Mais ce qui frappe le plus, dans ce film réalisé par Julius Avery De Suzerains Et samaritainc’est qu’il semble être, consciemment et avec un mépris flagrant du danger et du ridicule, un film qui plus que l’horreur traditionnelle, et le modèle deexorciste À propos de Guillaume Friedkins qu’en vérité Amorth consacre également un documentaire, regard sur une série diversifiée de films allant des adaptations de romans de Brunprécisément, à la Constantin avec Keanu Reeves, le tout avec une nette tension au canon marvelien contemporain et à la tradition immortelle du film de copain.

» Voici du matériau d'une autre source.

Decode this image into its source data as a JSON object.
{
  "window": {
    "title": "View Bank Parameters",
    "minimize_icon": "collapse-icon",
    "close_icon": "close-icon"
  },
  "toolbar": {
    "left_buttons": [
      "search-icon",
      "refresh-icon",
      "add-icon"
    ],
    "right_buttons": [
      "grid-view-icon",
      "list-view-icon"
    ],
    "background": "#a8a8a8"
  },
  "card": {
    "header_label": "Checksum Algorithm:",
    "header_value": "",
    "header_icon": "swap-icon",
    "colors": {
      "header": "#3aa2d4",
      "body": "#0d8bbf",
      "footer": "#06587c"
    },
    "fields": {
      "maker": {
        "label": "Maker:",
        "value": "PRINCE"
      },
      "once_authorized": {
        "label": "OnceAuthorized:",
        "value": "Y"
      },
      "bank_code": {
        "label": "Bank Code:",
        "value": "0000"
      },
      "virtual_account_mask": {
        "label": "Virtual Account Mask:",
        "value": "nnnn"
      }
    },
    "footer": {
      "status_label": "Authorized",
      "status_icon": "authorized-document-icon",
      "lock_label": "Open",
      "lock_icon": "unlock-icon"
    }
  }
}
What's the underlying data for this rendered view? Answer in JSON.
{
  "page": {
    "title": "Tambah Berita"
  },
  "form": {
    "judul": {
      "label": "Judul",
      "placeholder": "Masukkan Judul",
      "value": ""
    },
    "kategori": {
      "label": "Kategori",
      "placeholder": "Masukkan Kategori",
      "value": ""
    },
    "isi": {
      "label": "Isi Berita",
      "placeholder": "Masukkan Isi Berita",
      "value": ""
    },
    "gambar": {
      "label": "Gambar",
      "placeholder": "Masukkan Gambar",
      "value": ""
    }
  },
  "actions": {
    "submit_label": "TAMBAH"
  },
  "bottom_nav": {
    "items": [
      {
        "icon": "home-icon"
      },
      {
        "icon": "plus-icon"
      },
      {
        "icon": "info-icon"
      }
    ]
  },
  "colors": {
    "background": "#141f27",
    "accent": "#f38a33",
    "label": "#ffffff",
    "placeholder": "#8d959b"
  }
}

Une fois en Espagne, après l’incipit d’horreur vaguement folklorique de Tropea, où un cochon reçoit une balle dans la tête, et après les drones survolant San Pietro, Borgo, le Tibre et Castel Sant’Angeloune fois confronté au démon qui veut s’en servir comme véhicule pour conquérir et détruire Sainte Mère l’Église, Crowe’s Amorth devra en effet faire équipe, à sa manière, avec une recrue espagnoleet se réconcilier avec les fardeaux de leurs consciences respectives que le démon veut utiliser contre eux : « vos péchés vous trouveront », est l’une des phrases récurrentes du film.
Gabriel et son aide jeune et inexpérimenté déménageront ensemble un peu comme Tony Stark et le jeune Peter Parkercombattre le Mal à force de prières et de symboles religieux, bien sûr, mais aussi en utilisant les mains, et la force physique, et les superpuissances que la foi met à leur dispositionau cours de pratiques exorcistes ressemblant à des affrontements avec Thanos. Seulement avec des apparitions de la Madone qui se transforment en cauchemars diaboliques, et des femmes nues ensanglantées sortant des recoins de la culpabilité.

Puisqu’il s’agit d’un film basé sur un personnage réel, le controversé Amorth qui a défini le fruit du diable comme des homosexuels, Fiorello et Harry Potter, et a plutôt béni Forza Italia, le Vatican et les exorcistes, a exprimé une désapprobation composée du film.
Mais bon, pourrait-on dire, c’est Hollywood, le Hollywood le plus bruyant, d’Amorth ce n’est que le nom.
Tout le reste est film, invention, fantaisie. Un film qui ne peut même pas être défini comme beau, ou excitant, ou effrayant, mais qui, en vertu de sa course folle pour surmonter tous les obstacles et sauter tous les requins, a au moins la capacité de divertir avec un détachement ironique.
Et puis il y a Russel Crowe, qui en plus d’être quelqu’un qui nous aime est aussi un vrai acteur, même quand il fait des choses comme ça. Dommage qu’au cinéma on l’entende doublé par Luca Ward, et pas dans la version originale dans laquelle il arbore un curieux accent italien.